After considering the lack of protection and clarity provided by Rule 37(f), a litigant is well served to use the procedures currently recognized by the courts as adequate steps for the preservation of electronic data. A close reading of the commentary on the rule amendments tells us that a party may be still subject to sanctions, regardless of the "safe harbor" purportedly provided by Rule 37(f), if the party fails to preserve information when an obligation exists. The breadth of this obligation, particularly with regard to information that is designated as "not reasonably accessible," in all likelihood will not be known until the court rules on whether the information sought is relevant to the litigation. At this point, for information destroyed as part of the routine operation of an electronic information system, a court will consider factors similar to those identified in the commentary: (1) suspension of automatic features that delete or overwrite data, (2) the effective implementation of a litigation hold to preserve data from automatic destruction, and (3) compliance with any court order or agreement of the parties to preserve evidence. Thus, in the final analysis, the precautions that were wise to take before the effective date of Rule 37(f) will still be wise to use after the effective date.
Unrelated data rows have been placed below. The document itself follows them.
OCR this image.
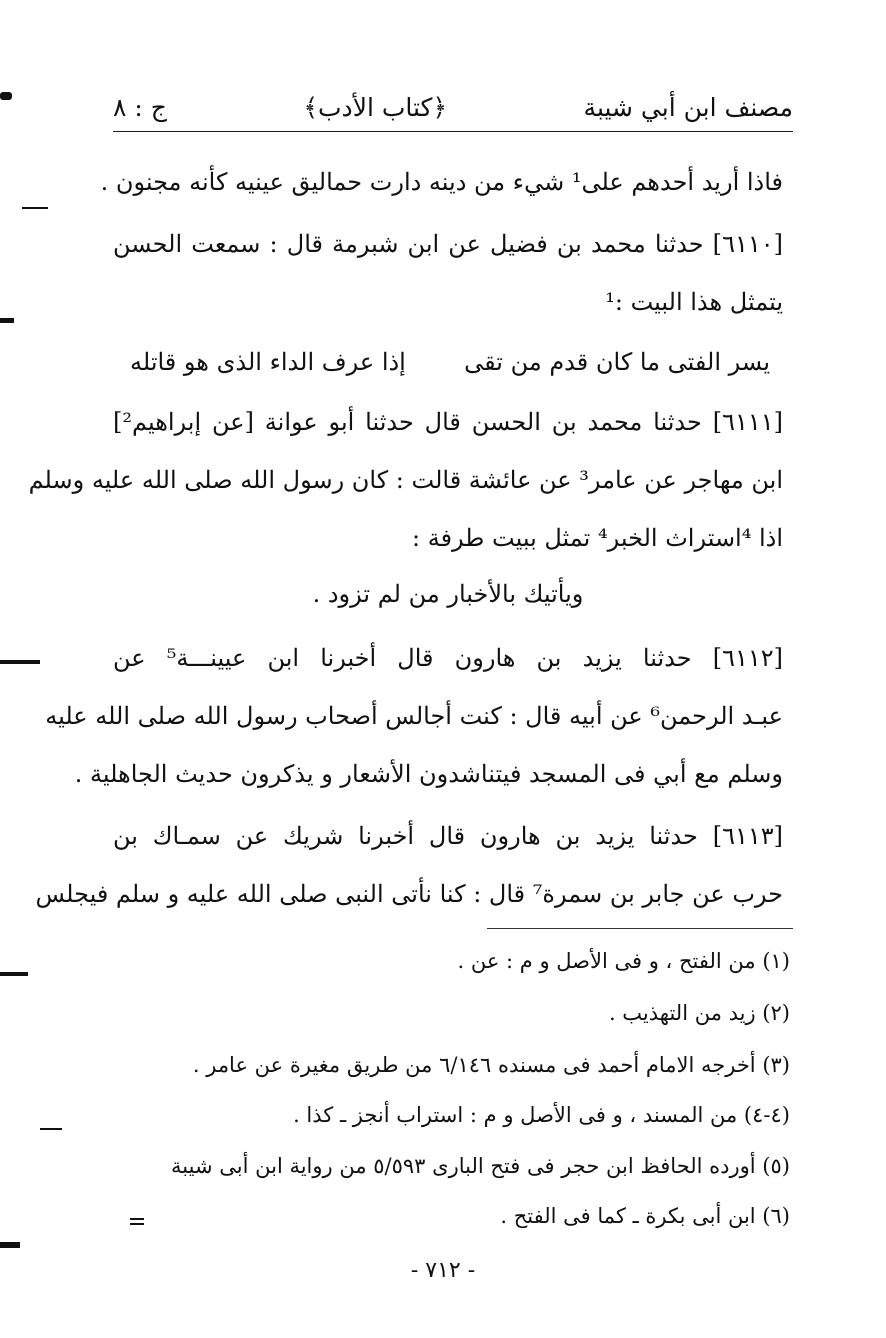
مصنف ابن أبي شيبة
﴿كتاب الأدب﴾
ج : ٨
فاذا أريد أحدهم على¹ شيء من دينه دارت حماليق عينيه كأنه مجنون .
[٦١١٠] حدثنا محمد بن فضيل عن ابن شبرمة قال : سمعت الحسن
يتمثل هذا البيت :¹
يسر الفتى ما كان قدم من تقى
إذا عرف الداء الذى هو قاتله
[٦١١١] حدثنا محمد بن الحسن قال حدثنا أبو عوانة [عن إبراهيم²]
ابن مهاجر عن عامر³ عن عائشة قالت : كان رسول الله صلى الله عليه وسلم
اذا ⁴استراث الخبر⁴ تمثل ببيت طرفة :
ويأتيك بالأخبار من لم تزود .
[٦١١٢] حدثنا يزيد بن هارون قال أخبرنا ابن عيينـــة⁵ عن
عبـد الرحمن⁶ عن أبيه قال : كنت أجالس أصحاب رسول الله صلى الله عليه
وسلم مع أبي فى المسجد فيتناشدون الأشعار و يذكرون حديث الجاهلية .
[٦١١٣] حدثنا يزيد بن هارون قال أخبرنا شريك عن سمـاك بن
حرب عن جابر بن سمرة⁷ قال : كنا نأتى النبى صلى الله عليه و سلم فيجلس
(١) من الفتح ، و فى الأصل و م : عن .
(٢) زيد من التهذيب .
(٣) أخرجه الامام أحمد فى مسنده ٦/١٤٦ من طريق مغيرة عن عامر .
(٤-٤) من المسند ، و فى الأصل و م : استراب أنجز ـ كذا .
(٥) أورده الحافظ ابن حجر فى فتح البارى ٥/٥٩٣ من رواية ابن أبى شيبة
(٦) ابن أبى بكرة ـ كما فى الفتح .
- ٧١٢ -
1See Letter from Lee H. Rosenthal, Chair, Advisory Committee on Federal Rules of Civil Procedure, to Honorable David F. Levi, Chair, Standing Committee on Rules of Practice and Procedure (May 27, 2005, revised July 25, 2005), available at http://www.uscourts.gov/rules/Reports/ST09-2005.pdf#page=171 (hereinafter referred to as "July Advisory Committee Report").
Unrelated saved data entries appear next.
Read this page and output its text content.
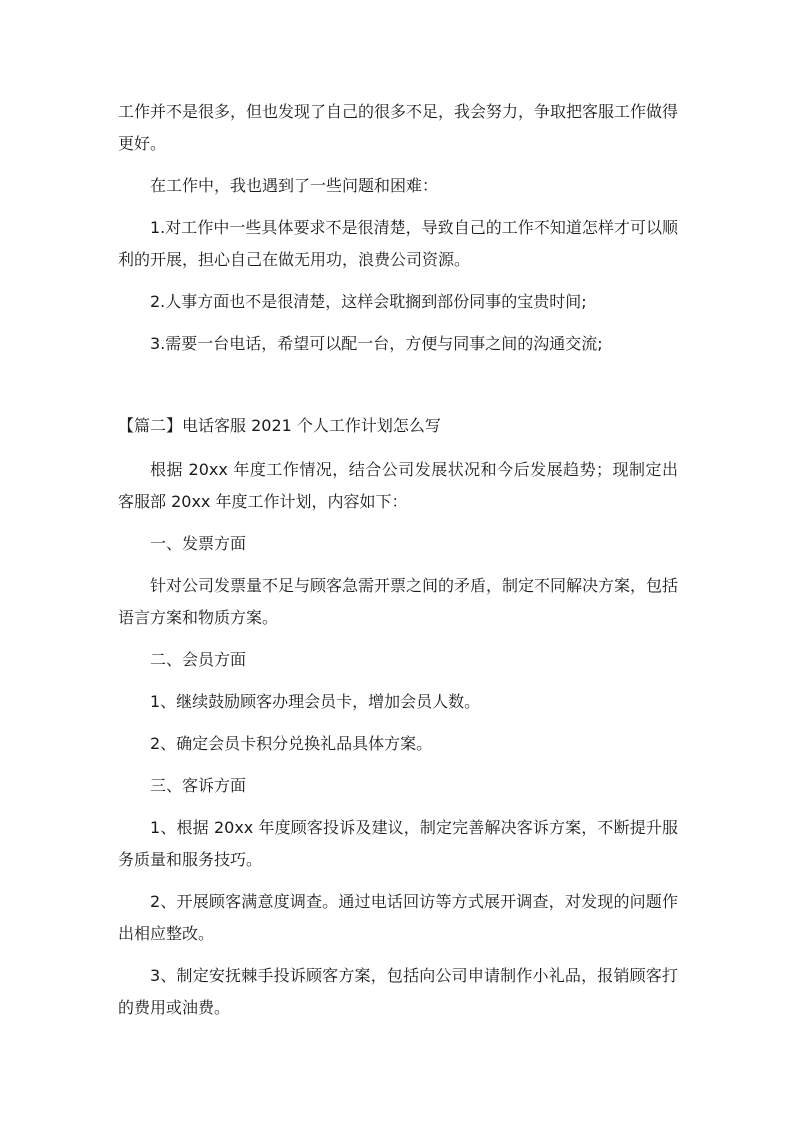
工作并不是很多，但也发现了自己的很多不足，我会努力，争取把客服工作做得更好。

在工作中，我也遇到了一些问题和困难：

1.对工作中一些具体要求不是很清楚，导致自己的工作不知道怎样才可以顺利的开展，担心自己在做无用功，浪费公司资源。

2.人事方面也不是很清楚，这样会耽搁到部份同事的宝贵时间;

3.需要一台电话，希望可以配一台，方便与同事之间的沟通交流;

【篇二】电话客服 2021 个人工作计划怎么写

根据 20xx 年度工作情况，结合公司发展状况和今后发展趋势；现制定出客服部 20xx 年度工作计划，内容如下：

一、发票方面

针对公司发票量不足与顾客急需开票之间的矛盾，制定不同解决方案，包括语言方案和物质方案。

二、会员方面

1、继续鼓励顾客办理会员卡，增加会员人数。

2、确定会员卡积分兑换礼品具体方案。

三、客诉方面

1、根据 20xx 年度顾客投诉及建议，制定完善解决客诉方案，不断提升服务质量和服务技巧。

2、开展顾客满意度调查。通过电话回访等方式展开调查，对发现的问题作出相应整改。

3、制定安抚棘手投诉顾客方案，包括向公司申请制作小礼品，报销顾客打的费用或油费。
2Originally, two alternate versions of Rule 37(f) were disseminated. The printed version of Rule 37(f) essentially contained a negligence standard, while a footnoted version of Rule 37(f) provided a higher reckless or intentional conduct standard. (See Report of the Civil Rules Advisory Committee Regarding Proposed Electronic Discovery Rules at 81.) In the end, the committee selected the current intermediate ("good-faith") standard. Id. at 82-83, 86.

3Amended 26(b)(2) provides that a party is not required to provide discovery of electronically stored information from sources that it identifies as "not reasonably accessible because of undue burden or cost." However, the party seeking the discovery can move to compel the production of this data.